Il Tribunale di Barcellona Pozzo di Gotto, quale giudice dell'esecuzione, con
ordinanza del 17 aprile 2018 ha rigettato l'istanza, presentata nell'interesse di
Salvatore BERTOLAMI,
finalizzata ad ottenere la revoca ovvero la sospensione
dell'ordine di demolizione di opere abusive disposto con la sentenza numero
251/2009 del medesimo Tribunale, irrevocabile il 17 gennaio 2013.
2.
Con un
unico motivo di ricorso
deduce la violazione di legge, rilevando che la
richiesta formulata al giudice dell'esecuzione aveva, quale presupposto, un
provvedimento amministrativo che, mediante silenzio assenso, a seguito della
procedura di cui all'articolo 20, comma 5 della legge regionale n. 4/2003, avrebbe
mutato la precedente situazione giuridica delle opere oggetto dell'ordine
demolitorio, rendendola incompatibile con l'esecuzione della sentenza.

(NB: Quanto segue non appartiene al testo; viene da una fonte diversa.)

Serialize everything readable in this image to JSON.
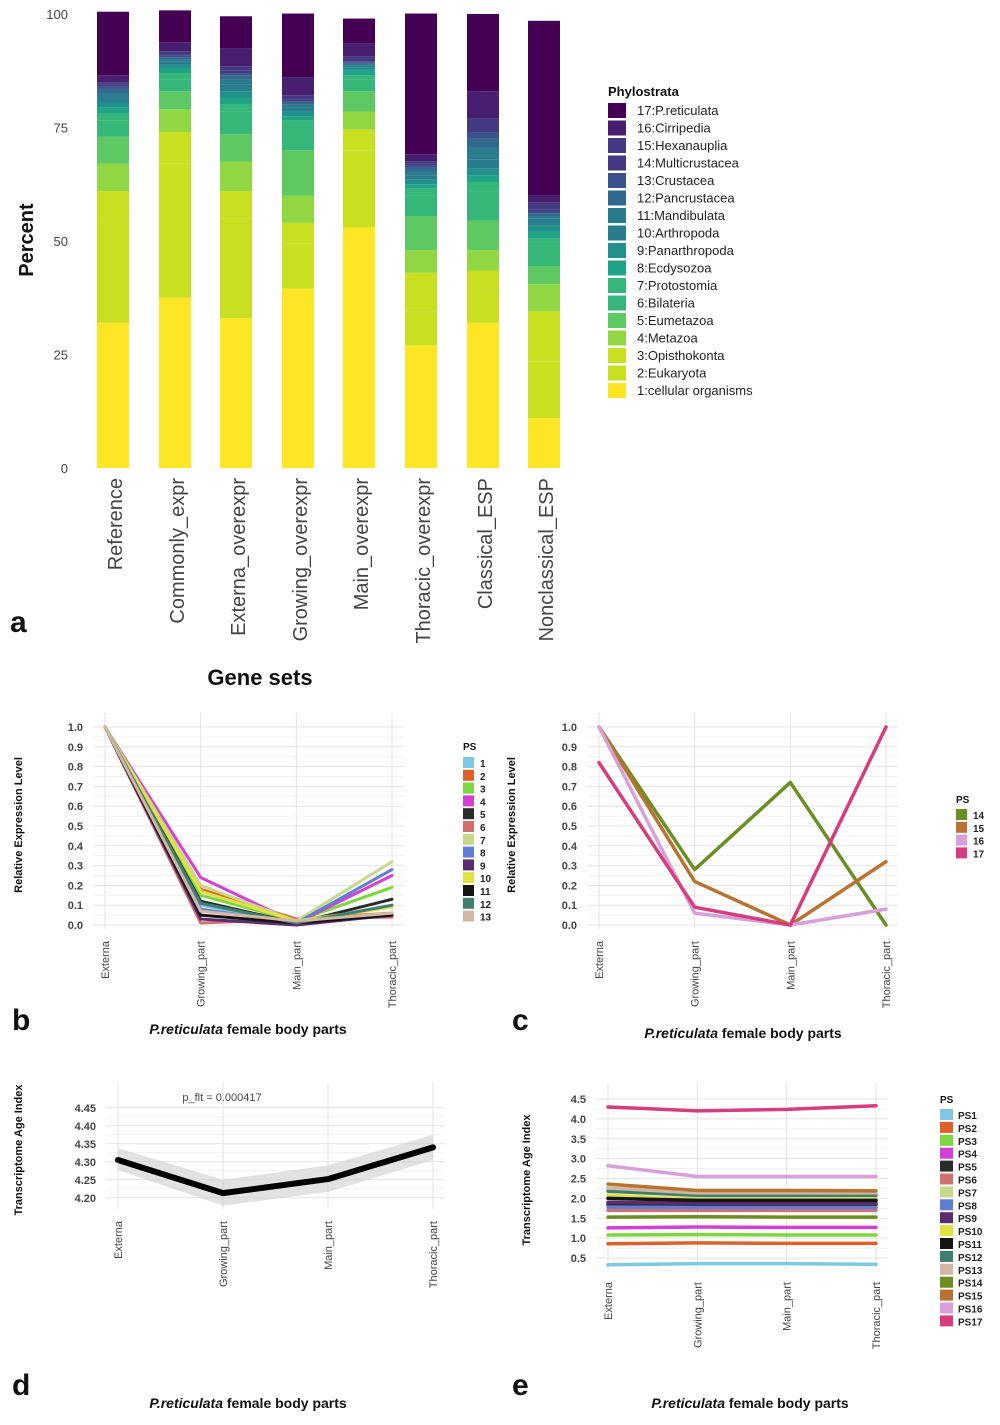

Osserva, a tale proposito, che il giudice dell'esecuzione avrebbe adottato un
provvedimento esorbitante dalle proprie attribuzioni, avendo egli sostanzialmente
sindacato nel merito i presupposti e la legittimità del provvedimento di
regolarizzazione ai sensi dell'articolo 20, comma 5 della richiamata legge regionale
con riferimento alle caratteristiche costruttive, alle dimensioni ed alla precarietà
strutturale, esercitando conseguentemente una potestà riservata dalla legge ad
organi amministrativi ed incorrendo, quindi, nella dedotta violazione di legge.
Aggiunge che, peraltro, il giudice non avrebbe affatto indicato le ragioni per le
quali le opere in questione non avrebbero posseduto la necessaria caratteristica
della precarietà così come prevista dalla disciplina regionale.
Insiste, pertanto, per raccoglimento del ricorso.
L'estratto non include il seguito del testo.